使用指针简单修改C字符串

Question

I have two pointers to the same C string. If I increment the second pointer by one, and assign the value of the second pointer to that of the first, I expect the first character of the first string to be changed. For example:

#include "stdio.h"

int main() {
  char* original_str = "ABC";        // Get pointer to "ABC"
  char* off_by_one = original_str;   // Duplicate pointer to "ABC"
  off_by_one++;                      // Increment duplicate by one: now "BC"
  *original_str = *off_by_one;       // Set 1st char of one to 1st char of other
  printf("%s\n", original_str);      // Prints "ABC" (why not "BBC"?)
  *original_str = *(off_by_one + 1); // Set 1st char of one to 2nd char of other
  printf("%s\n", original_str);      // Prints "ABC" (why not "CBC"?)

  return 0;
}

This doesn't work. I'm sure I'm missing something obvious - I have very, very little experience with C.

Thanks for your help!

Answer 1

You are attempting to modify a string literal. String literals are not modifiable (ie, they are read-only).

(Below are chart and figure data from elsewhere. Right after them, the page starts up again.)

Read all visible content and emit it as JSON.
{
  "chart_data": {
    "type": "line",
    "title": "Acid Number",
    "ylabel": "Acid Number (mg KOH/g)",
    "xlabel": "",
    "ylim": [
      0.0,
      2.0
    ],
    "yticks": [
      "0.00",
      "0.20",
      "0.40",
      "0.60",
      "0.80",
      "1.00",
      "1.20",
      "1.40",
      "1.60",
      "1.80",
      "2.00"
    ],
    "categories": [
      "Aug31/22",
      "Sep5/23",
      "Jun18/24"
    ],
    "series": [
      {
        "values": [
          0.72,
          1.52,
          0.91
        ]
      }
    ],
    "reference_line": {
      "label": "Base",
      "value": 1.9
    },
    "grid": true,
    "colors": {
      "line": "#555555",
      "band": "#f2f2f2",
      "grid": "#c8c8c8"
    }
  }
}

A program that attempts to modify a string literal exhibits undefined behavior: the program may be able to "successfully" modify the string literal, the program may crash (immediately or at a later time), a program may exhibit unusual and unexpected behavior, or anything else might happen. All bets are off when the behavior is undefined.

Your code declares original_string as a pointer to the string literal "ABC" :

char* original_string = "ABC";

If you change this to:

char original_string[] = "ABC";

you should be good to go. This declares an array of char that is initialized with the contents of the string literal "ABC" . The array is automatically given a size of four elements (at compile-time), because that is the size required to hold the string literal (including the null terminator).

Answer 2

The problem is that you can't modify the literal "ABC", which is read only.

Try char[] original_string = "ABC" , which uses an array to hold the string that you can modify.